Она пристально смотрит – не на меня, а чуть выше. Словно пытается разглядеть что-то прямо над моей головой. На ее красивом лице появляется страх.
Зал аплодирует и ревет. В любом городе публика одинакова – она любит смотреть на тех, кому страшно.
– Вы, должно быть, не видели прежде моих выступлений. Вы вольны уйти со сцены, Елена. Уступить место той, что доверяет мне больше, – я киваю на Аннабель.
Аннабель и шпрех с облегчением ждут, когда Елена освободит сцену.
– Я останусь, – говорит она громко, а потом добавляет так, чтобы слышать мог только я: – Между болью и унижением я выбираю боль, Максим Кронин.
Я киваю. Она встает у мишени, раскинув руки, как для полета. Или как для распятия. Шпрех трясущимися пальцами застегивает у нее на запястьях, на сведенных вместе лодыжках и на горле пропущенные через отверстия в мишени тонкие ремешки.
Я опускаю на глаза повязку, достаю первый нож и дожидаюсь, когда стихнут аплодисменты и барабанная дробь. Обычно в этот момент я слышу легкий перезвон колокольчиков Аннабель. Я хорошо знаю расстояние до мишени и расположение на ней тела. Я меткий, и у меня острый слух. Звон колокольчиков служит мне ориентиром. Я знаю точно, куда бросать нож, чтобы перерезать ремни. Сначала я освобождаю от ремней ее ноги, потом руки и, наконец, горло.

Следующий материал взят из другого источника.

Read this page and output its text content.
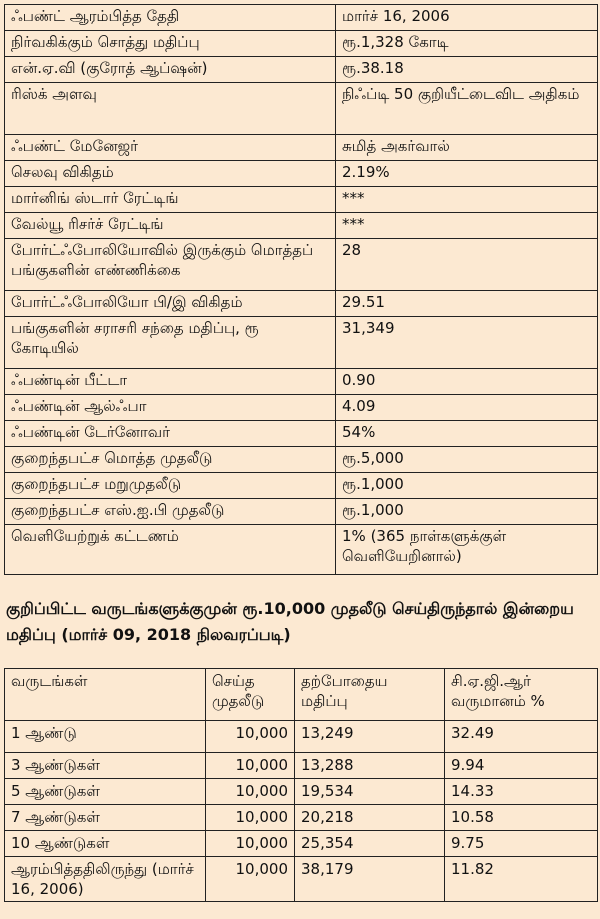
ஃபண்ட் ஆரம்பித்த தேதி	மார்ச் 16, 2006
நிர்வகிக்கும் சொத்து மதிப்பு	ரூ.1,328 கோடி
என்.ஏ.வி (குரோத் ஆப்ஷன்)	ரூ.38.18
ரிஸ்க் அளவு	நிஃப்டி 50 குறியீட்டைவிட அதிகம்
ஃபண்ட் மேனேஜர்	சுமித் அகர்வால்
செலவு விகிதம்	2.19%
மார்னிங் ஸ்டார் ரேட்டிங்	***
வேல்யூ ரிசர்ச் ரேட்டிங்	***
போர்ட்ஃபோலியோவில் இருக்கும் மொத்தப் பங்குகளின் எண்ணிக்கை	28
போர்ட்ஃபோலியோ பி/இ விகிதம்	29.51
பங்குகளின் சராசரி சந்தை மதிப்பு, ரூ கோடியில்	31,349
ஃபண்டின் பீட்டா	0.90
ஃபண்டின் ஆல்ஃபா	4.09
ஃபண்டின் டேர்னோவர்	54%
குறைந்தபட்ச மொத்த முதலீடு	ரூ.5,000
குறைந்தபட்ச மறுமுதலீடு	ரூ.1,000
குறைந்தபட்ச எஸ்.ஐ.பி முதலீடு	ரூ.1,000
வெளியேற்றுக் கட்டணம்	1% (365 நாள்களுக்குள் வெளியேறினால்)
குறிப்பிட்ட வருடங்களுக்குமுன் ரூ.10,000 முதலீடு செய்திருந்தால் இன்றைய மதிப்பு (மார்ச் 09, 2018 நிலவரப்படி)
வருடங்கள்	செய்த முதலீடு	தற்போதைய மதிப்பு	சி.ஏ.ஜி.ஆர் வருமானம் %
1 ஆண்டு	10,000	13,249	32.49
3 ஆண்டுகள்	10,000	13,288	9.94
5 ஆண்டுகள்	10,000	19,534	14.33
7 ஆண்டுகள்	10,000	20,218	10.58
10 ஆண்டுகள்	10,000	25,354	9.75
ஆரம்பித்ததிலிருந்து (மார்ச் 16, 2006)	10,000	38,179	11.82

На этот раз перезвона колокольчиков нет.
Я делаю вдох на счет «три», а потом на счет «семь» длинный выход, и снова, и снова, чтобы унять биение сердца. И я бросаю нож в тишину. Бросаю нож в тишине.
Я не помню, как мне удается освободить Елену без крови. Я в повязке, и воспоминание вместе со мной погружается в темноту. Помню только, как спустя час мы с ней стоим под открытой лестницей, прячась от мелкого, вертлявого снега, и на ней расстегнутая нежно-палевая шубка из норки, и от нее пахнет фиалками, она курит тонкую папиросу через мундштук и не стряхивает с нее пепел, и раз за разом отрастает омертвевший пепельный кончик, и сам срывается, и смешивается со снегом…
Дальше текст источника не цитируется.